The World's Greatest Sinner – Though it has been years since I saw this on a late-night TCM airing, Sinner has stayed with me ever since. This independent 1962 cult film follows a regular Joe (actor-director Timothy Carey) during his evolution from insurance salesman, to rock star, to political figure, to cult leader and finally, and most disastrously, to godhood. He spends a lot of the film seducing, and I do mean seducing, old women out of their life savings. Carey, though it seems unlikely, is bizarrely watchable.

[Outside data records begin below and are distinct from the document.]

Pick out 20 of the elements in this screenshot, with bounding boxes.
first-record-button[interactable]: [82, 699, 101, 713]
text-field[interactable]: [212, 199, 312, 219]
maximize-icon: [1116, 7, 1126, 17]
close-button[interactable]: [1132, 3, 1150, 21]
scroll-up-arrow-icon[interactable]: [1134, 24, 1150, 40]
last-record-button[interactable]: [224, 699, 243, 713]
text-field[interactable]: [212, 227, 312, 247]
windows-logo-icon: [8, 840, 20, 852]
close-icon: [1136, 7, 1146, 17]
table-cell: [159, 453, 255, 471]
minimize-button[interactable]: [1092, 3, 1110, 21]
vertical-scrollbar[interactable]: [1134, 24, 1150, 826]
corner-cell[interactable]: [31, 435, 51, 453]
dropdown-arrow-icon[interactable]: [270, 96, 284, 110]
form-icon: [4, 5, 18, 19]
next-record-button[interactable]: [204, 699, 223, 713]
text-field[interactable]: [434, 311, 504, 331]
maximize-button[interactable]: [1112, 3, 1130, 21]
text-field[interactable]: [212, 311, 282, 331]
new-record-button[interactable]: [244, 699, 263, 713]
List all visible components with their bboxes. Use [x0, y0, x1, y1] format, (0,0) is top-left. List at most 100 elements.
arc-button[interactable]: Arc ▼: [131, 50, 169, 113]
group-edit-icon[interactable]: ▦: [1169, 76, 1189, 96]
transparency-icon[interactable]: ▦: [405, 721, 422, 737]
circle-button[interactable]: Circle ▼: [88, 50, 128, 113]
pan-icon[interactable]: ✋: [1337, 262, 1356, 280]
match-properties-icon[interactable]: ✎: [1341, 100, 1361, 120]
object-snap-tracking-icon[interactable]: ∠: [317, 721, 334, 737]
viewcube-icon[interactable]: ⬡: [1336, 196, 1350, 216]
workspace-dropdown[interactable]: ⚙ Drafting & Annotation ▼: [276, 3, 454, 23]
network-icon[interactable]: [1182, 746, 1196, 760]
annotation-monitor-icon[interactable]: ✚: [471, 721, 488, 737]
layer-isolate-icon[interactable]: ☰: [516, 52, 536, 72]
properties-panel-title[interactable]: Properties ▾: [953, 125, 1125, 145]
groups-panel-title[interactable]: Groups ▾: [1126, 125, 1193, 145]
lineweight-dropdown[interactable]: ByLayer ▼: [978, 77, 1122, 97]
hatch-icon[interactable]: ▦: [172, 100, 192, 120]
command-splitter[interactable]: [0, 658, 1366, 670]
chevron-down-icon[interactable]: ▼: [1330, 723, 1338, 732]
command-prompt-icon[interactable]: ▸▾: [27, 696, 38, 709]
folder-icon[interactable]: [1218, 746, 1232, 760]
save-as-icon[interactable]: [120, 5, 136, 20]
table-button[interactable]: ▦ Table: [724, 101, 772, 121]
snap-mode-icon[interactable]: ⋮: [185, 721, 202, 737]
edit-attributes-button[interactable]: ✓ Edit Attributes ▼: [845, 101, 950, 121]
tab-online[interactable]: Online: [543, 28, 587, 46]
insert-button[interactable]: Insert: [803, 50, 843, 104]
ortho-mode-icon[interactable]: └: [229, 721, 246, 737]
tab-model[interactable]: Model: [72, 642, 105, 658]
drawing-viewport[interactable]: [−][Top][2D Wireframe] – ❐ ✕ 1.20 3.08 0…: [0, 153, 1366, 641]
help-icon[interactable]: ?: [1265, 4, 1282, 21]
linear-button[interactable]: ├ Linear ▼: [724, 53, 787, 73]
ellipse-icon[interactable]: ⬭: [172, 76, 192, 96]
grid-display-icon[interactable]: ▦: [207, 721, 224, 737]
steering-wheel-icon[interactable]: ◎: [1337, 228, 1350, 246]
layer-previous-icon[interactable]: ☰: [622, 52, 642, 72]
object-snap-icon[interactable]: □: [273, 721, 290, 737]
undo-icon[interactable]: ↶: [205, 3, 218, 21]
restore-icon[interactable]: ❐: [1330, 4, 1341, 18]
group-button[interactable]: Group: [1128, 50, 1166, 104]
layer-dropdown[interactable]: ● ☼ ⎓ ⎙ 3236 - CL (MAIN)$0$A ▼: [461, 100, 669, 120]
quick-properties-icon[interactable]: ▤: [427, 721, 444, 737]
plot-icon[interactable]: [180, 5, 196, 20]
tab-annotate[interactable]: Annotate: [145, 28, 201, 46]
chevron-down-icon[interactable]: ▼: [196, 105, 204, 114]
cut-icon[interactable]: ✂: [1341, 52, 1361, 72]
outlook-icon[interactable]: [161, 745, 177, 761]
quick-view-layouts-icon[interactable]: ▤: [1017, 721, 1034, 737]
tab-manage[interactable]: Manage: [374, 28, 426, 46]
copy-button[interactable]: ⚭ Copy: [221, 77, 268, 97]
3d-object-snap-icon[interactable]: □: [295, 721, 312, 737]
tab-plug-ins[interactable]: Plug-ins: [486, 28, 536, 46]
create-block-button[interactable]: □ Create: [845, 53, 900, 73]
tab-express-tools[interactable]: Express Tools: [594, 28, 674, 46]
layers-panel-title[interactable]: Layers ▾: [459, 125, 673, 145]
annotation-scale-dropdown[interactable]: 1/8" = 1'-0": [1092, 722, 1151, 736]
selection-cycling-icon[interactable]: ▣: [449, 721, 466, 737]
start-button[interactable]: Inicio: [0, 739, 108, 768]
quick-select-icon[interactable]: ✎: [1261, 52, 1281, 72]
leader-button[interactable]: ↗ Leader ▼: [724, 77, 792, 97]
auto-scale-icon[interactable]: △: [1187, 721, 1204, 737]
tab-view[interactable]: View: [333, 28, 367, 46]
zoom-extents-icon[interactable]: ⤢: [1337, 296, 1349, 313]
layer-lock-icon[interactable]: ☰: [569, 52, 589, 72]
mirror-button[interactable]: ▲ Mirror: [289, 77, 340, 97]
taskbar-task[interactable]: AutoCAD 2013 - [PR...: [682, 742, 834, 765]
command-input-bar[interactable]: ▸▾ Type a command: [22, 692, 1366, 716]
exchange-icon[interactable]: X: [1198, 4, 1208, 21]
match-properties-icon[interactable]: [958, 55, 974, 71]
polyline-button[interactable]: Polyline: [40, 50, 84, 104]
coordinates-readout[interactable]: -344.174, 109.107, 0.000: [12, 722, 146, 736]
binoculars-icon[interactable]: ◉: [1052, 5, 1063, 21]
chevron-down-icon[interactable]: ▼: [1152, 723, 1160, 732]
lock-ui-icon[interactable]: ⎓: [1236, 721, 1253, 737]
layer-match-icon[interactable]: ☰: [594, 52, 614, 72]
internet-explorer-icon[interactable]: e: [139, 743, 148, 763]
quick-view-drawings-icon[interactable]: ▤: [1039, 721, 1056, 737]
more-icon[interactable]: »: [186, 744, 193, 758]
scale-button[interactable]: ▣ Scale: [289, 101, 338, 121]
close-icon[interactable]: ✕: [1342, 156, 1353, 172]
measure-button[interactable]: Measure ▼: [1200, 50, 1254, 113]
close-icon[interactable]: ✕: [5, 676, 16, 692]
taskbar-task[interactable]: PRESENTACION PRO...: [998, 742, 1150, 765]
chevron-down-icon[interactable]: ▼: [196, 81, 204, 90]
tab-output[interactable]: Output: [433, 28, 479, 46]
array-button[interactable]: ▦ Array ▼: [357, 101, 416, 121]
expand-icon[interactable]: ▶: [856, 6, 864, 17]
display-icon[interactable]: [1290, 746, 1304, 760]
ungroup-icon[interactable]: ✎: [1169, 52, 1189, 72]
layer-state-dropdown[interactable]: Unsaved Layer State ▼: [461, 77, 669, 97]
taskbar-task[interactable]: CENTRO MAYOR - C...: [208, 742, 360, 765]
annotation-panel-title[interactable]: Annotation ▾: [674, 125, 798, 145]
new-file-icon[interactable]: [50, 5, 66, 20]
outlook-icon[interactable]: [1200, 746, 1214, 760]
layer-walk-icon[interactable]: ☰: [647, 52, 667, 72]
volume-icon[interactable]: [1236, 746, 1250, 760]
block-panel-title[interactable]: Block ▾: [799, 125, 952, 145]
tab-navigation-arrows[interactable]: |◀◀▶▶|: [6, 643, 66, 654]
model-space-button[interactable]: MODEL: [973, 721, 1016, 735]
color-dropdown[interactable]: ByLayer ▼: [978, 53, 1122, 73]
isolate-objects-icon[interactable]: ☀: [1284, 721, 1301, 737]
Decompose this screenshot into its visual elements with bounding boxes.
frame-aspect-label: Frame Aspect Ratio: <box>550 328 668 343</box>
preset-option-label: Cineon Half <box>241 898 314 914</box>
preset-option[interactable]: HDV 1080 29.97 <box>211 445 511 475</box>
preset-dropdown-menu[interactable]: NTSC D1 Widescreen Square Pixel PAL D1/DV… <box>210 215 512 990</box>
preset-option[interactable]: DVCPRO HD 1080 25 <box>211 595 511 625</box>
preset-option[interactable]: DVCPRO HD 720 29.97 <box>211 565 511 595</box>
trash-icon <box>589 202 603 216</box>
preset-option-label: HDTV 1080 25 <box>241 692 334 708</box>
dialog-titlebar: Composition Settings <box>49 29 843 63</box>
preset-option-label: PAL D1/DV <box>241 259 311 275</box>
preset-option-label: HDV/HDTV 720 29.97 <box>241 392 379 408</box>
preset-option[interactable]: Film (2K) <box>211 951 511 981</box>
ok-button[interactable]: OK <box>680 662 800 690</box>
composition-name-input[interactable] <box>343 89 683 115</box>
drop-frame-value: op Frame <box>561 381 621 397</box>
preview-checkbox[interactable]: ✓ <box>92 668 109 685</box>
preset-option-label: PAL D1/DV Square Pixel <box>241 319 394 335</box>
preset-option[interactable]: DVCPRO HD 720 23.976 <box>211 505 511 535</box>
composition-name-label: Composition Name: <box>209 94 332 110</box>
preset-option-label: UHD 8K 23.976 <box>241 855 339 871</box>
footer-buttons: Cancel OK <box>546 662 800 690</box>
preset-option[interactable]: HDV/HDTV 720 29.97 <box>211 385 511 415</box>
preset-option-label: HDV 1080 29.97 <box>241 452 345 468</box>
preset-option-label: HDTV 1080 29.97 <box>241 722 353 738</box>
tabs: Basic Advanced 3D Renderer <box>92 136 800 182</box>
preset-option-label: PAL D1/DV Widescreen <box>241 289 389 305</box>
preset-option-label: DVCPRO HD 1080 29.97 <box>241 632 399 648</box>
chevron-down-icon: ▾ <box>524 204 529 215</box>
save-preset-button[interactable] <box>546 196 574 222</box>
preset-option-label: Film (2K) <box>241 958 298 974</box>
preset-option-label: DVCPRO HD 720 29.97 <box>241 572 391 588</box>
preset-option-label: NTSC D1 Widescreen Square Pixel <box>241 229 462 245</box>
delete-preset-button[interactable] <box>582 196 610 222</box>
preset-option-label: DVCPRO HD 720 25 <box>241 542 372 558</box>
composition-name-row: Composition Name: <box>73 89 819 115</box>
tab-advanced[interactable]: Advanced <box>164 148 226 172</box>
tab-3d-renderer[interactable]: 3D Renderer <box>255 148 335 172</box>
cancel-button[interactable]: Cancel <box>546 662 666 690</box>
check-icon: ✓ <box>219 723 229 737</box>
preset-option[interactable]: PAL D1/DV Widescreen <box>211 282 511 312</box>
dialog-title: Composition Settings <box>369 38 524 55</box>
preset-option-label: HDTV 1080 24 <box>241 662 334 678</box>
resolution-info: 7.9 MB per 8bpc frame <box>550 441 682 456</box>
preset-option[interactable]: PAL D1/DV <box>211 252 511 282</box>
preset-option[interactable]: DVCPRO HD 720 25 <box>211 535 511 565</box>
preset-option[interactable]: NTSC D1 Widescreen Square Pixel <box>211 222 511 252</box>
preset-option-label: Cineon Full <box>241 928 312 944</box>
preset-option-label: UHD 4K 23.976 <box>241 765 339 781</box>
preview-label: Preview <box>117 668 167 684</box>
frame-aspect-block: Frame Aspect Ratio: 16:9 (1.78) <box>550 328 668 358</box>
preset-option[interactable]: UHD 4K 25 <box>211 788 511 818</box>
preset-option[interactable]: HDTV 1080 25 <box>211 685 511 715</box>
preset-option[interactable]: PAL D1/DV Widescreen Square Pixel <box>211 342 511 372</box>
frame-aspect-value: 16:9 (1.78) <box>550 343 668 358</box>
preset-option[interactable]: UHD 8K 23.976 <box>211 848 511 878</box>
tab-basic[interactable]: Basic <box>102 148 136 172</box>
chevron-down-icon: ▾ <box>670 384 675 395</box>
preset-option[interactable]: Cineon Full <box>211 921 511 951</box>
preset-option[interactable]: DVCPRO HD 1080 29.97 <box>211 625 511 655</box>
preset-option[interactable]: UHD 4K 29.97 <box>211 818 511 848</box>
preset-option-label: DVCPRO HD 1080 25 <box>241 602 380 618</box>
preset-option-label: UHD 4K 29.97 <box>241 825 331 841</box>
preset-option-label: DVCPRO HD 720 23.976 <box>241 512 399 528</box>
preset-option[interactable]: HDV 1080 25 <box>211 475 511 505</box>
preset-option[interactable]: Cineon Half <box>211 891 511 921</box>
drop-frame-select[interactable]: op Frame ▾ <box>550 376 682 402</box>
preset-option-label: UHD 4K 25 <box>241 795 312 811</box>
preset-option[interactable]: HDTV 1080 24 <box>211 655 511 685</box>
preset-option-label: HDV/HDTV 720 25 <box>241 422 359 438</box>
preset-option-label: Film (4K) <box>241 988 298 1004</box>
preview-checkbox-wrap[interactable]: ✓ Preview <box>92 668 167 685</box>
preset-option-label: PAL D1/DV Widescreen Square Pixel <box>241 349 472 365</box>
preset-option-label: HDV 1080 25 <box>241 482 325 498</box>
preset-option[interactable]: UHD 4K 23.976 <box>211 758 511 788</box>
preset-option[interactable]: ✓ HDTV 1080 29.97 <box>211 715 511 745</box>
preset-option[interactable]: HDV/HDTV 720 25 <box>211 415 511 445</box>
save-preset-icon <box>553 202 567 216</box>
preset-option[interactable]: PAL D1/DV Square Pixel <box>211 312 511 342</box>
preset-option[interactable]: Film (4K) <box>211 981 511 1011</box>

Yes – I consider this one of the most wrongfully hated art house masterpieces ever made, with critics almost tripping over each other to spit on it (a 29% average score on Metacritic with the only perfect rating coming from Roger Ebert). Joan Allen, Simon Abkarian and Sam Neill turn in brave top-notch performances with Allen playing a wealthy married microbiologist in love with Abkarian, a Muslim chef. The story is arguably rote, but it's carried to rapturous heights by director Sally Potter’s innovative camerawork full of delicate shallow focus movements, carefully captured details and a claustrophobic materialism. Most controversial of all, however, was her rhyming iambic pentameter script, which I felt was magnificent and perfectly wedded to the story and style but was ruthlessly torn to shreds in reviews, seemingly less for its actual quality than for the hubris of reviving unfashionable poetry in the new millennium.

You Are a Widow, Sir! – A Czech military satire sci-fi body-swap comedy with roots in the fast-paced anything-goes zaniness of the Marx Brothers. The army plots to assassinate the president after he disbands them for gross incompetence (they accidentally cut off his hand during a ceremony) and it’s up to a bumbling love-sick astrologer to foil their plans, which involve brain transplants, bombs and veal. Too convoluted to explain, it nevertheless makes internal sense upon viewing. Not only do I find this a truly funny little gem, I admire how the director leaps headlong into new complications and then, like an escape artist, digs himself out. I’m also a bit obsessed with Czech model/actress Olga Schoberova (I’ve tracked down some real crap just because she's in it) who earlier appeared in director Vaclav Vorlicek’s best work: Who Wants to Kill Jesse? Thankfully Jesse is slowly getting the critical attention it deserves, which is why I felt it was better left off the list.

3 comments:

Patti said...

I thought that "zany" was a surefire indication that you would hate a movie! Although I suppose this list is a bit different than many others of yours...

FilmWalrus said...

After 100 of these written in fairly short order you get a little strapped for synonyms, especially for words like weird, surreal, dark, disturbing and bad. Did you catch the strategic use of eldritch earlier?

FilmWalrus said...

I just read that the third Wild Things sequel is called Wild Things: Foursome. Classy. Inevitable.